In the landscape of contemporary indie films, A24 has reigned supreme for more than a decade. Its brand has become shorthand for a particular breed of stylish, cerebral cinema where dread simmers under pastel lighting and trauma is often the main character.
But in 2024, another player has been steadily rewriting the rules.
NEON, the distributor behind recent critical darlings like “Anora,” “Titane” and “Parasite,” is emerging as the new voice of independent film — and, frankly, the voice we need more of.
A24’s dominance wasn’t unearned. The studio shepherded a generation of filmmakers into the cultural conversation: Ari Aster, the Safdie brothers, Robert Eggers and Greta Gerwig. It took big swings on odd stories and proved there was a mainstream appetite for experimental work — a real feat in a Marvel-saturated market.
Lately, however, the A24 formula has started to feel just that — formulaic. Where it once challenged viewers, it often comforts them under a veil of “weirdness.” The edge has dulled.
NEON, by contrast, feels volatile in the best way. Its curation isn’t about aesthetic coherence or Instagrammable film stills. It’s about disruption. The company launched in 2017 and made its presence known by backing “I, Tonya,” a film that weaponized camp and chaos with precision.
Since then, it has distributed Palme d’Or winners like “Titane” (2021) and “Parasite” (2019), the latter of which became the first non-English-language film to win “Best Picture” at the Oscars.
Unlike A24, which tends to keep its projects safely within the American indie ecosystem, NEON moves globally and provocatively.
“Anora,” directed by Sean Baker and distributed by NEON, premiered at Cannes Film Festival this year to rave reviews, instantly positioning itself as one of the most anticipated indie releases of 2025.
The raw, intimate and profoundly character-driven film channels the humanism of ‘70s American cinema while retaining a distinctly modern bite.
It’s also emblematic of NEON’s strategy: low-budget films that don’t just look indie but feel – indie unpredictable, unmarketable and emotionally alive.
This difference matters.
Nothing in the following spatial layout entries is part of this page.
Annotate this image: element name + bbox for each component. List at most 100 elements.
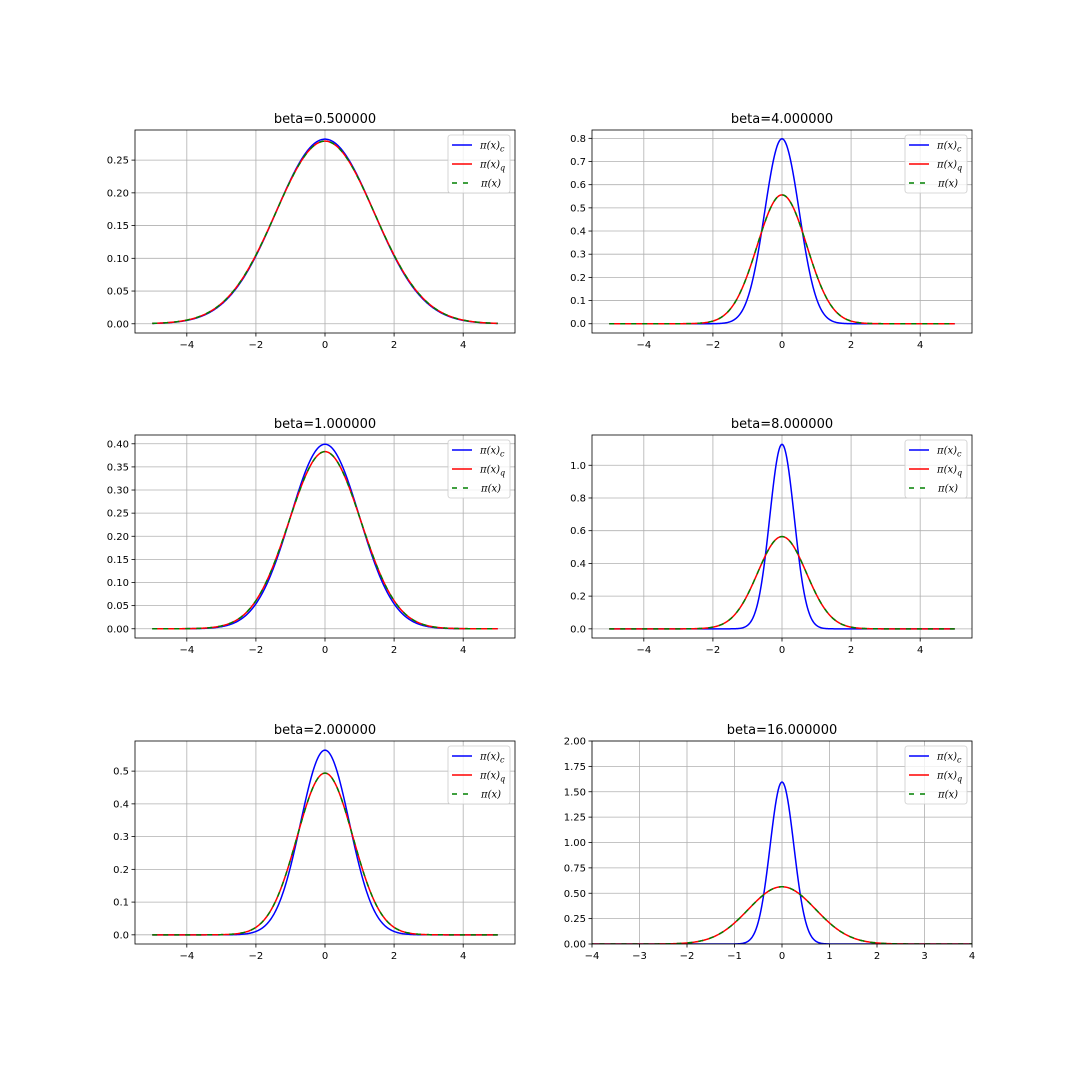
series-line-3	[152, 140, 498, 325]
subplot-1: −4 −2 0 2 4 0.00 0.05 0.10 0.15 0.20 0.25 beta=0.50…	[107, 112, 516, 351]
y-tick-label: 0.25	[564, 914, 586, 925]
series-line-3	[609, 194, 955, 325]
y-tick-label: 0.20	[107, 188, 129, 199]
legend-label: π(x)c	[479, 446, 505, 459]
y-tick-label: 0.05	[107, 287, 129, 298]
x-tick-label: 4	[917, 645, 923, 656]
series-line-3	[609, 535, 955, 630]
legend: π(x)c π(x)q π(x)	[447, 745, 511, 805]
x-tick-label: 2	[391, 645, 397, 656]
y-tick-label: 0.0	[113, 930, 129, 941]
legend-label: π(x)c	[936, 141, 962, 154]
x-tick-label: 0	[779, 951, 785, 962]
x-tick-label: 3	[921, 951, 927, 962]
y-tick-label: 1.50	[564, 787, 586, 798]
y-tick-label: 0.0	[570, 319, 586, 330]
x-tick-label: 2	[391, 951, 397, 962]
x-tick-label: −2	[706, 340, 721, 351]
subplot-title: beta=4.000000	[731, 112, 833, 127]
x-tick-label: −1	[727, 951, 742, 962]
y-tick-label: 0.30	[107, 486, 129, 497]
x-tick-label: −4	[585, 951, 600, 962]
legend-label: π(x)c	[479, 752, 505, 765]
legend-box	[447, 134, 511, 194]
legend-label: π(x)	[480, 484, 501, 495]
y-tick-label: 0.5	[570, 203, 586, 214]
y-tick-label: 0.8	[570, 493, 586, 504]
y-tick-label: 0.2	[570, 273, 586, 284]
x-tick-label: 4	[460, 340, 466, 351]
x-tick-label: 2	[848, 340, 854, 351]
y-tick-label: 1.00	[564, 838, 586, 849]
y-tick-label: 0.1	[113, 898, 129, 909]
series-group	[152, 749, 498, 936]
x-tick-label: 0	[322, 951, 328, 962]
grid	[592, 435, 972, 638]
legend-box	[447, 745, 511, 805]
legend-label: π(x)	[480, 179, 501, 190]
series-group	[609, 443, 955, 630]
series-group	[592, 781, 972, 944]
series-line-3	[152, 772, 498, 936]
x-tick-label: −4	[179, 340, 194, 351]
x-tick-label: −2	[249, 340, 264, 351]
series-line-3	[152, 450, 498, 630]
subplot-2: −4 −2 0 2 4 0.0 0.1 0.2 0.3 0.4 0.5 0.6 0.7 0.8 beta=4…	[570, 112, 973, 351]
subplot-3: −4 −2 0 2 4 0.00 0.05 0.10 0.15 0.20 0.25 0.30 0.35 0…	[107, 417, 516, 656]
series-line-3	[592, 885, 972, 944]
y-tick-label: 0.25	[107, 509, 129, 520]
y-tick-label: 0.5	[113, 767, 129, 778]
y-tick-label: 1.25	[564, 813, 586, 824]
legend-label: π(x)	[937, 179, 958, 190]
x-tick-label: 4	[917, 340, 923, 351]
x-tick-label: −2	[249, 951, 264, 962]
y-tick-label: 0.00	[107, 319, 129, 330]
y-tick-label: 0.7	[570, 157, 586, 168]
legend-box	[904, 134, 968, 194]
x-tick-label: −2	[680, 951, 695, 962]
legend: π(x)c π(x)q π(x)	[447, 134, 511, 194]
legend: π(x)c π(x)q π(x)	[904, 134, 968, 194]
series-group	[152, 138, 498, 325]
y-tick-label: 0.4	[113, 799, 129, 810]
x-tick-label: −4	[636, 340, 651, 351]
subplot-title: beta=0.500000	[274, 112, 376, 127]
y-tick-label: 0.0	[570, 624, 586, 635]
legend-label: π(x)q	[479, 771, 505, 784]
x-tick-label: 0	[322, 340, 328, 351]
y-tick-label: 0.4	[570, 559, 586, 570]
legend-label: π(x)	[480, 790, 501, 801]
subplot-5: −4 −2 0 2 4 0.0 0.1 0.2 0.3 0.4 0.5 beta=2.000000 π(…	[113, 723, 516, 962]
y-tick-label: 0.3	[570, 250, 586, 261]
y-tick-label: 0.6	[570, 526, 586, 537]
y-tick-label: 0.3	[113, 832, 129, 843]
legend-label: π(x)	[937, 484, 958, 495]
y-tick-label: 0.10	[107, 254, 129, 265]
x-tick-label: −3	[632, 951, 647, 962]
legend-label: π(x)c	[936, 446, 962, 459]
x-tick-label: −4	[179, 951, 194, 962]
subplot-title: beta=8.000000	[731, 417, 833, 432]
y-tick-label: 1.75	[564, 762, 586, 773]
y-tick-label: 0.1	[570, 296, 586, 307]
subplot-6: −4 −3 −2 −1 0 1 2 3 4 0.00 0.25 0.50 0.75 1.00 1.25 1.5…	[564, 723, 975, 962]
y-tick-label: 0.15	[107, 221, 129, 232]
x-tick-label: 4	[460, 645, 466, 656]
series-group	[152, 443, 498, 630]
x-tick-label: 2	[391, 340, 397, 351]
legend-label: π(x)c	[936, 752, 962, 765]
subplot-title: beta=1.000000	[274, 417, 376, 432]
x-tick-label: 2	[874, 951, 880, 962]
x-tick-label: −2	[706, 645, 721, 656]
series-line-1	[592, 781, 972, 944]
y-tick-label: 0.10	[107, 578, 129, 589]
x-tick-label: −2	[249, 645, 264, 656]
x-tick-label: 1	[826, 951, 832, 962]
y-tick-label: 0.2	[113, 865, 129, 876]
x-tick-label: −4	[636, 645, 651, 656]
legend: π(x)c π(x)q π(x)	[904, 439, 968, 499]
y-tick-label: 2.00	[564, 737, 586, 748]
subplot-4: −4 −2 0 2 4 0.0 0.2 0.4 0.6 0.8 1.0 beta=8.000000 π(…	[570, 417, 973, 656]
y-tick-label: 0.35	[107, 462, 129, 473]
Branding has become more influential than narrative in a media environment saturated with content. A24 films can feel like lifestyle objects, curated for the same audience that shops at Urban Outfitters and listens to Phoebe Bridgers.
NEON’s offerings are messier, and mess is vital to the indie spirit. Where A24 often aestheticizes pain, NEON confronts it. Its catalog contains morally complicated characters, abrupt tonal shifts and narratives that resist tidy arcs. NEON doesn’t give its audience space to disengage.
Even on a business level, NEON’s strategy is refreshing. While A24 has begun diversifying into television and music, moves that suggest a drift toward media conglomerate status, NEON remains fiercely focused on film.
Its acquisitions are precise, often risk-heavy and unapologetically international. This year alone, the company picked up distribution rights for “Robot Dreams,” an animated Spanish film about loneliness, and “The Substance,” a gory feminist horror piece starring Demi Moore.
It’s not trying to cultivate a “type” of filmgoer. It’s betting on curiosity over brand loyalty.
That risk-taking ethos is what independent cinema needs right now. As studios like Netflix and Amazon continue to swallow the mid-budget space, independent distributors must carve their identities not by appealing to algorithms, but by trusting their audience to follow challenging work.
NEON understands this better than anyone. Its films don’t always go viral or make money, but they are fiercely original. In an age where art is increasingly filtered through TikTok reaction clips, originality is resistance.
Of course, A24 isn’t going anywhere. It will remain a vital player in the film world, and many of its upcoming projects look promising.
But the question is, which studio is pushing the medium forward, which one is cultivating bold voices, expanding global perspectives and treating cinema as a political and artistic act? The answer right now is NEON.
And maybe that’s the best thing for the industry. The indie scene thrives when power shifts. It resists stagnation. Just as A24 disrupted the space once ruled by Fox Searchlight and Miramax, NEON is doing the same to A24.
This cycle of cultural dethroning is necessary. It keeps filmmakers hungry and audiences off-balance, which is exactly where extraordinary cinema lives.
NEON is betting on risk and resonance in an industry increasingly defined by safety and scale. And that gamble, more than any particular film or director, makes it the true inheritor of indie cinema’s restless legacy.